I look at him. He looks back, with those pale eyes and that infuriating stillness and the corner of his mouth doing the thing it does that is almost a smile and isn't quite. The honest answer is that I am not terrified, which is the part I find most alarming. I am annoyed, and I am very aware of the lack of distance between us.
Chapter Six
Victor
She doesn't retreat.
That's the first thing I notice — she's held her ground through this entire conversation, chin up, green eyes sharp, and she hasn't moved an inch. I'll give her that. Most people step back when I step forward. It's a reflex, biological, the body understanding something the brain hasn't processed yet. Alex understands exactly what I am, and she's still standing there with her hands at her sides and her jaw set like she's decided that moving is the thing she's not going to do.
So I move instead.
One step, two, slow and deliberate, and she tracks me the whole way and still hesitates to retreat, but when the choice is my body against hers or stepping back, she finally yields. Until her shoulders hit the brick wall behind her, and there's nowhere left to go, and she realizes it at the same moment I plant my hand flat against the wall beside her head. She looks up at me. Hereyes are very green and very angry, and underneath the anger, there is something else that she is working extremely hard to keep where I can't see it.
I can see it.
Her pulse is moving at the side of her throat. Fast. Faster than the cold weather and the conversation accounts for. I don't look at it for long because looking at it for long is a problem, but I note it the way I note everything — completely, without sentiment, and file it in the place I've been building for her since the storage room at Onyx when she stood in my jacket and told me she wouldn't sleep with me, and her face said something entirely different.
"Did you miss me?" I ask.
"Don't flatter yourself," she says.
"That's not a no."
"It's a no," she says. "It's absolutely a no."

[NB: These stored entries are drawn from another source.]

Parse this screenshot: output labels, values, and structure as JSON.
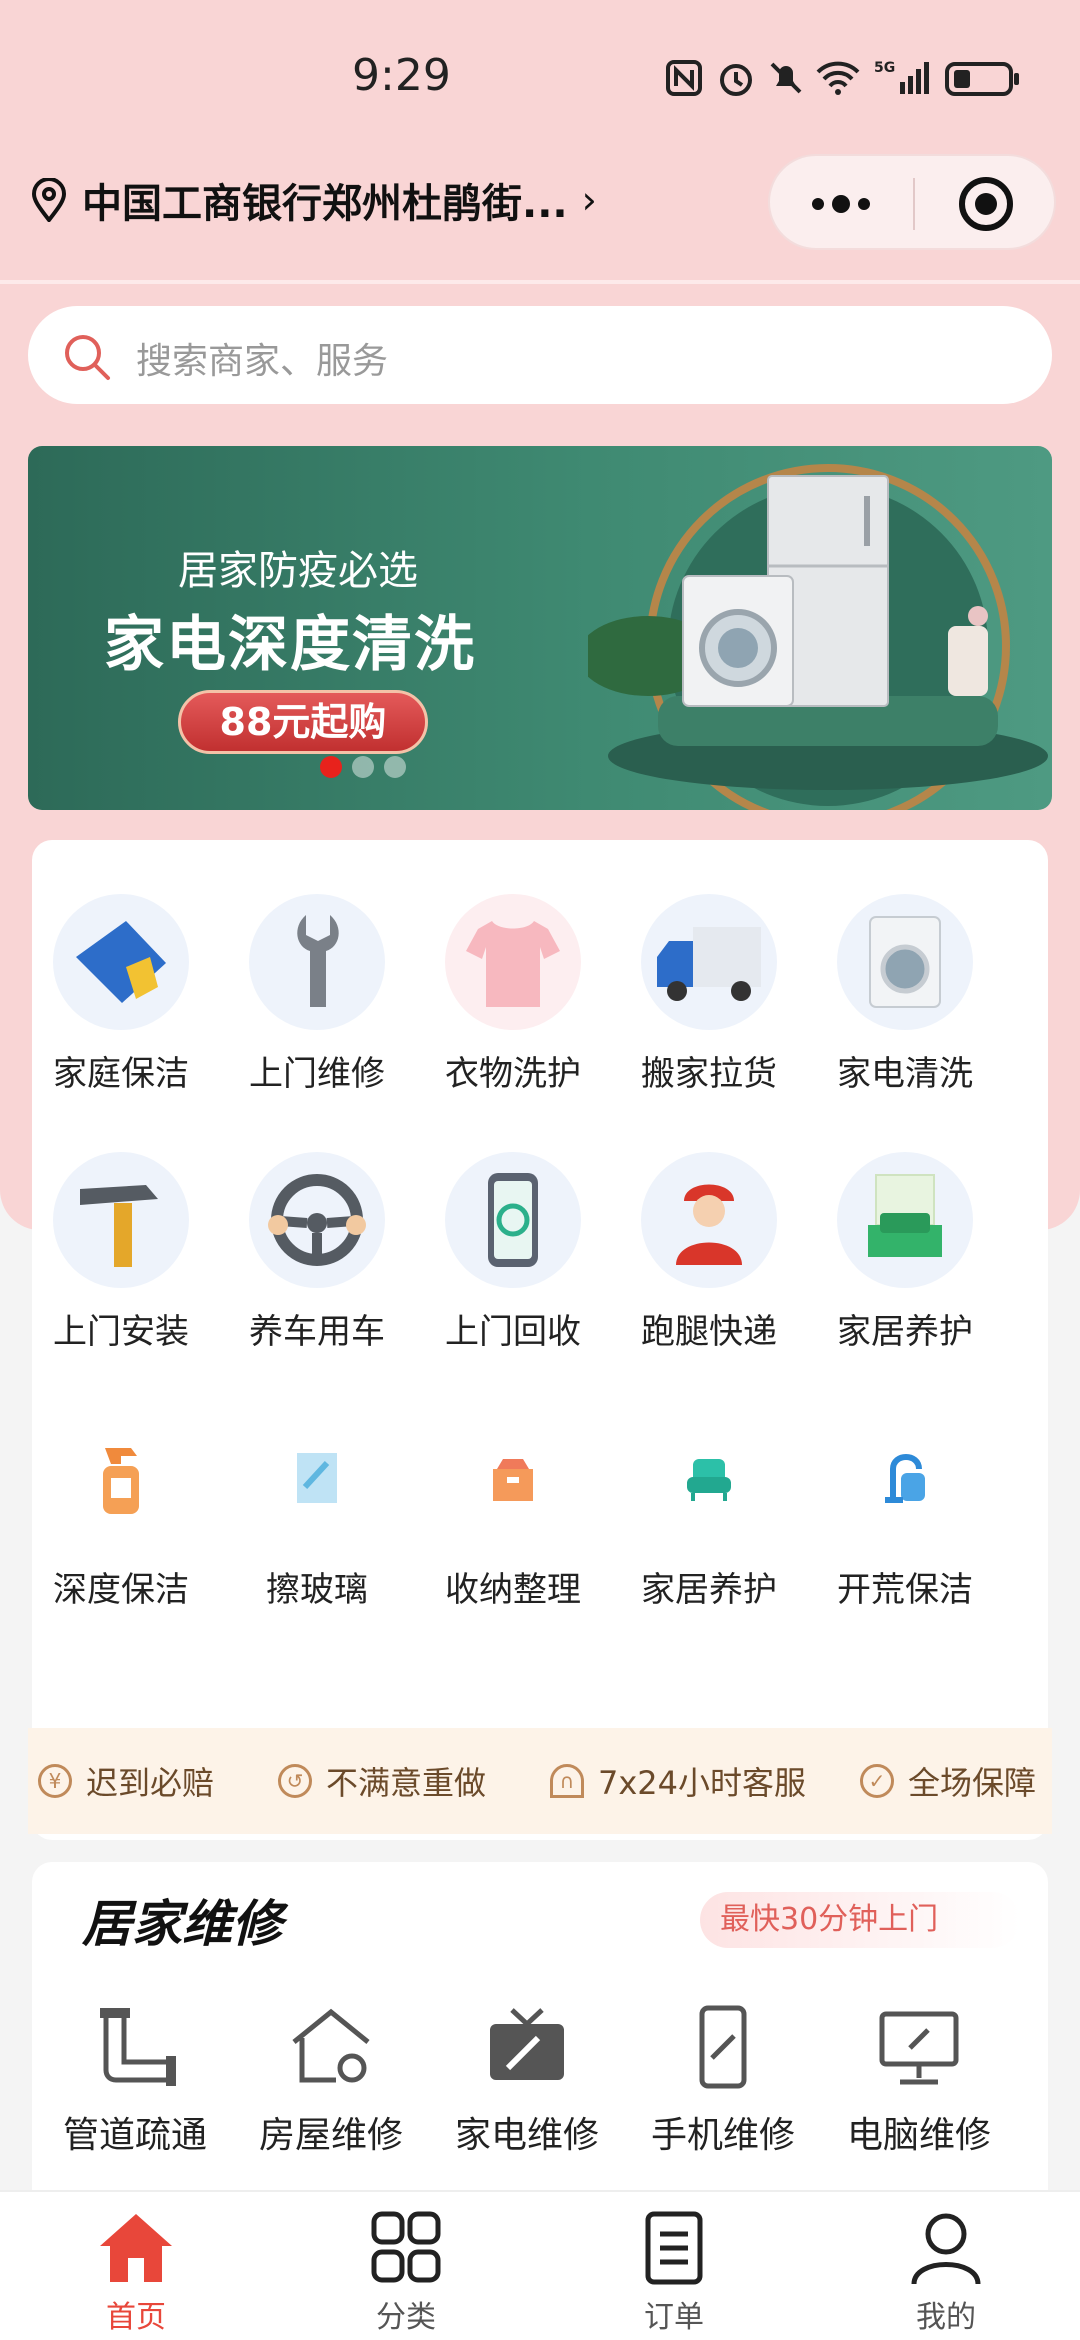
{
  "status_bar": {
    "time": "9:29"
  },
  "header": {
    "location": "中国工商银行郑州杜鹃街...",
    "chevron": "›"
  },
  "search": {
    "placeholder": "搜索商家、服务"
  },
  "banner": {
    "subtitle": "居家防疫必选",
    "title": "家电深度清洗",
    "button": "88元起购",
    "active_slide": 1,
    "slide_count": 3
  },
  "services": [
    {
      "label": "家庭保洁",
      "icon": "cleaning-cloth-icon"
    },
    {
      "label": "上门维修",
      "icon": "wrench-icon"
    },
    {
      "label": "衣物洗护",
      "icon": "tshirt-icon"
    },
    {
      "label": "搬家拉货",
      "icon": "truck-icon"
    },
    {
      "label": "家电清洗",
      "icon": "washing-machine-icon"
    },
    {
      "label": "上门安装",
      "icon": "hammer-icon"
    },
    {
      "label": "养车用车",
      "icon": "steering-wheel-icon"
    },
    {
      "label": "上门回收",
      "icon": "recycle-phone-icon"
    },
    {
      "label": "跑腿快递",
      "icon": "courier-icon"
    },
    {
      "label": "家居养护",
      "icon": "sofa-icon"
    },
    {
      "label": "深度保洁",
      "icon": "spray-bottle-icon"
    },
    {
      "label": "擦玻璃",
      "icon": "window-wiper-icon"
    },
    {
      "label": "收纳整理",
      "icon": "storage-box-icon"
    },
    {
      "label": "家居养护",
      "icon": "armchair-icon"
    },
    {
      "label": "开荒保洁",
      "icon": "vacuum-icon"
    }
  ],
  "guarantees": [
    {
      "label": "迟到必赔",
      "icon": "yen-icon"
    },
    {
      "label": "不满意重做",
      "icon": "redo-icon"
    },
    {
      "label": "7x24小时客服",
      "icon": "headset-icon"
    },
    {
      "label": "全场保障",
      "icon": "check-icon"
    }
  ],
  "repair": {
    "title": "居家维修",
    "tag": "最快30分钟上门",
    "items": [
      {
        "label": "管道疏通",
        "icon": "pipe-icon"
      },
      {
        "label": "房屋维修",
        "icon": "house-gear-icon"
      },
      {
        "label": "家电维修",
        "icon": "tv-repair-icon"
      },
      {
        "label": "手机维修",
        "icon": "phone-repair-icon"
      },
      {
        "label": "电脑维修",
        "icon": "computer-repair-icon"
      }
    ]
  },
  "tabs": [
    {
      "label": "首页",
      "icon": "home-icon",
      "active": true
    },
    {
      "label": "分类",
      "icon": "grid-icon",
      "active": false
    },
    {
      "label": "订单",
      "icon": "order-icon",
      "active": false
    },
    {
      "label": "我的",
      "icon": "user-icon",
      "active": false
    }
  ],
  "colors": {
    "accent": "#e8473a",
    "pink_bg": "#f9d5d5",
    "banner_green": "#3f8a72"
  }
}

It isn't a no. A no doesn't come with a pulse like that, visible and rapid and honest in the way that bodies are honest when the mind is busy performing something else. A no doesn't come with hands pressed flat against the brick behind her like she needs something to hold onto. I find I appreciate her stubbornness even when it's working against her, which it is, comprehensively, right now.
"You've been thinking about me," I say.
"I've been thinking about how to avoid you." Her voice is steady. She has an exceptional voice — harmonic, controlled, even, it almost never gives her away. Almost. "There's a difference."

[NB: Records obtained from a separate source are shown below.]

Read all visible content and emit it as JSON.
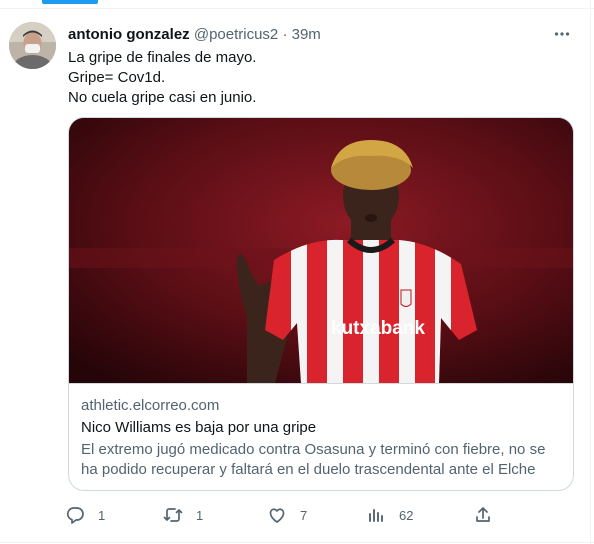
{
  "tweet": {
    "author_name": "antonio gonzalez",
    "handle": "@poetricus2",
    "separator": "·",
    "time": "39m",
    "text_lines": [
      "La gripe de finales de mayo.",
      "Gripe= Cov1d.",
      "No cuela gripe casi en junio."
    ]
  },
  "card": {
    "domain": "athletic.elcorreo.com",
    "title": "Nico Williams es baja por una gripe",
    "description": "El extremo jugó medicado contra Osasuna y terminó con fiebre, no se ha podido recuperar y faltará en el duelo trascendental ante el Elche",
    "image_sponsor_text": "kutxabank"
  },
  "actions": {
    "reply_count": "1",
    "retweet_count": "1",
    "like_count": "7",
    "views_count": "62"
  },
  "icons": {
    "more": "more-dots-icon",
    "reply": "reply-icon",
    "retweet": "retweet-icon",
    "like": "heart-icon",
    "views": "analytics-icon",
    "share": "share-icon"
  },
  "colors": {
    "accent": "#1d9bf0",
    "text_primary": "#0f1419",
    "text_secondary": "#536471",
    "border": "#cfd9de"
  }
}
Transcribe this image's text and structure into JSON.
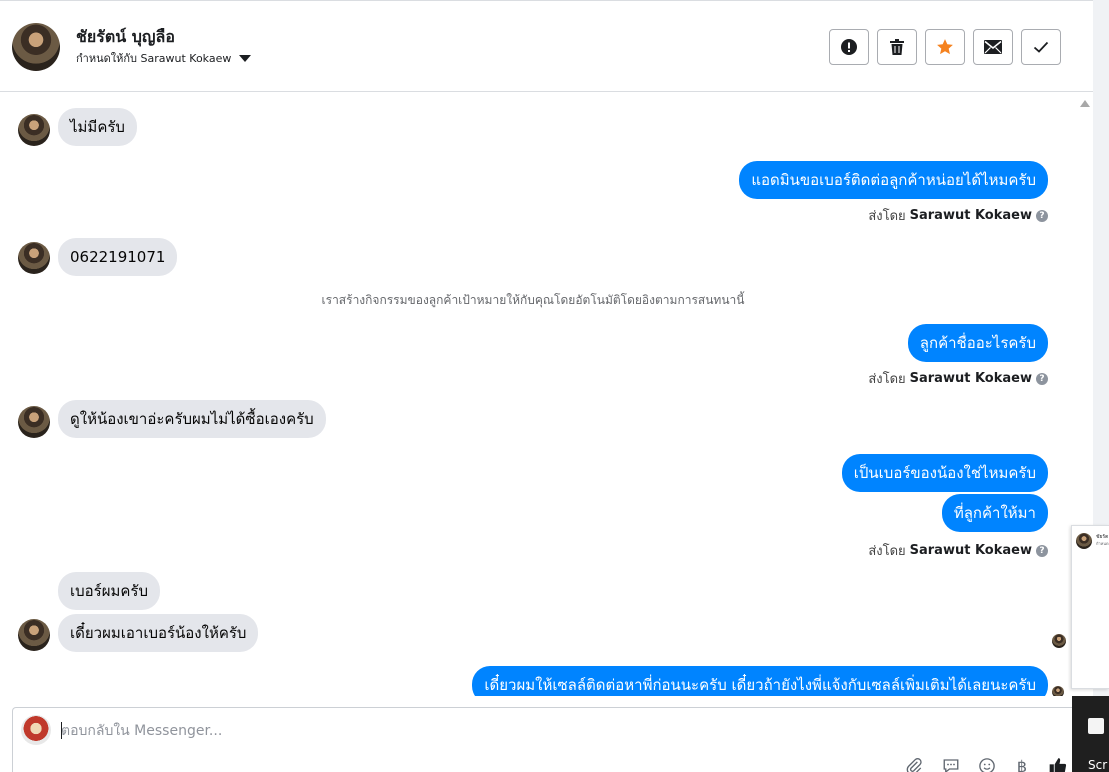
{
  "header": {
    "contact_name": "ชัยรัตน์ บุญลือ",
    "assigned_to": "กำหนดให้กับ Sarawut Kokaew",
    "actions": [
      {
        "name": "spam",
        "icon": "exclamation-icon"
      },
      {
        "name": "delete",
        "icon": "trash-icon"
      },
      {
        "name": "star",
        "icon": "star-icon",
        "color": "#f5821f"
      },
      {
        "name": "mark-unread",
        "icon": "envelope-icon"
      },
      {
        "name": "done",
        "icon": "check-icon"
      }
    ]
  },
  "colors": {
    "outgoing_bubble": "#0084ff",
    "incoming_bubble": "#e4e6eb",
    "star": "#f5821f"
  },
  "messages": {
    "m1": "ไม่มีครับ",
    "m2": "แอดมินขอเบอร์ติดต่อลูกค้าหน่อยได้ไหมครับ",
    "m3": "0622191071",
    "system_note": "เราสร้างกิจกรรมของลูกค้าเป้าหมายให้กับคุณโดยอัตโนมัติโดยอิงตามการสนทนานี้",
    "m4": "ลูกค้าชื่ออะไรครับ",
    "m5": "ดูให้น้องเขาอ่ะครับผมไม่ได้ซื้อเองครับ",
    "m6": "เป็นเบอร์ของน้องใช่ไหมครับ",
    "m7": "ที่ลูกค้าให้มา",
    "m8": "เบอร์ผมครับ",
    "m9": "เดี๋ยวผมเอาเบอร์น้องให้ครับ",
    "m10": "เดี๋ยวผมให้เซลล์ติดต่อหาพี่ก่อนนะครับ เดี๋ยวถ้ายังไงพี่แจ้งกับเซลล์เพิ่มเติมได้เลยนะครับ"
  },
  "sent_by": {
    "prefix": "ส่งโดย",
    "agent": "Sarawut Kokaew"
  },
  "composer": {
    "placeholder": "ตอบกลับใน Messenger...",
    "tools": [
      "attachment-icon",
      "saved-reply-icon",
      "emoji-icon",
      "baht-icon",
      "like-icon"
    ],
    "baht_symbol": "฿"
  },
  "mini_window": {
    "name": "ชัยรัต",
    "sub": "กำหนด"
  },
  "taskbar": {
    "label": "Scr"
  }
}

"Not much of one," I say. "Either way I'm on your mind."
The flash of pure frustration across her face is something I feel in my chest, and I find it unreasonably satisfying.
"You need to leave me alone," she says. "I haven't said anything about what I saw. I'm not going to. You've been following me for six days and I haven't done a single thing that should concern you, so back up and leave me alone."

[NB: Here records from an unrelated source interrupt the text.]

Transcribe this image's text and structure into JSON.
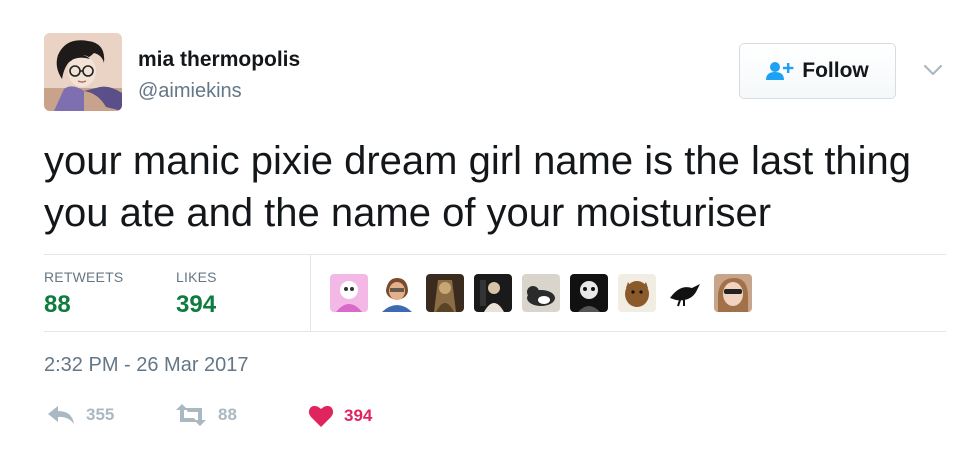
{
  "user": {
    "display_name": "mia thermopolis",
    "handle": "@aimiekins",
    "avatar_icon": "avatar-illustration"
  },
  "follow": {
    "label": "Follow",
    "icon": "add-user-icon",
    "accent_color": "#1da1f2"
  },
  "menu": {
    "icon": "chevron-down-icon"
  },
  "tweet": {
    "text_line1": "your manic pixie dream girl name is the last thing",
    "text_line2": "you ate and the name of your moisturiser"
  },
  "stats": {
    "retweets_label": "RETWEETS",
    "retweets_value": "88",
    "likes_label": "LIKES",
    "likes_value": "394",
    "value_color": "#0f7b3f"
  },
  "likers": [
    {
      "name": "liker-avatar-1"
    },
    {
      "name": "liker-avatar-2"
    },
    {
      "name": "liker-avatar-3"
    },
    {
      "name": "liker-avatar-4"
    },
    {
      "name": "liker-avatar-5"
    },
    {
      "name": "liker-avatar-6"
    },
    {
      "name": "liker-avatar-7"
    },
    {
      "name": "liker-avatar-8"
    },
    {
      "name": "liker-avatar-9"
    }
  ],
  "timestamp": "2:32 PM - 26 Mar 2017",
  "actions": {
    "reply_count": "355",
    "retweet_count": "88",
    "like_count": "394",
    "like_color": "#e0245e"
  }
}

"I know you haven't said anything," I say.
"Then we're done here."
"We're not done." I lean in — not enough to close the distance between us, just enough to make her aware of how much of it exists and what I could do with it. The cold air between us thins further. "Because I can't know what you'll decide tomorrow. I can't know if something shifts — if someone offers you something that makes staying quiet feel less valuable than it does right now. I can't know if you're patient enough to wait for the right moment and the right leverage." I hold her gaze and let the words settle. "You understand my position."
"Yes," I agree. "It is."
I watch the color deepen along her cheekbones, and I let myself look at it — really look, because she's pressed against a wall in a narrow alley and there's nowhere for her to redirect my attention to. She is extraordinarily difficult to look away from. She has been from the first moment in the club when she looked directly at me and kept looking, and didn't perform fear the way frightened people usually perform it. "So let me be clear. I will be watching you. Everything you do, everyone you speak to, every decision you make — I will be there. You will not be able to look over your shoulder without finding me." I pause. "Consider it a standing arrangement."
"That's not—" She stops. Swallows. Starts again. "That's not a life. You can't just insert yourself into someone's life like that. That’s not how people work."
"I'm not doing it because it's convenient, trust me on that.”
"Then why?—"
"Because I find myself curious," I say simply. “People rarely intrigue me, Alex."
She stares at me like I've spoken in some exotic language she wasn't expecting me to speak. The pulse at her throat keeps its elevated pace. This close, I can feel her breathing, and they're nowhere near as steady as her voice.
She is close enough that I can see every small thing happening on her face — the frustration, the alarm, the thing underneath both of those that she has been managing since the storage room at Onyx when she told me she wouldn't sleep with me and blushed furiously while she said it. She's been managing it for six days. She's very good at managing things. It hasn't worked.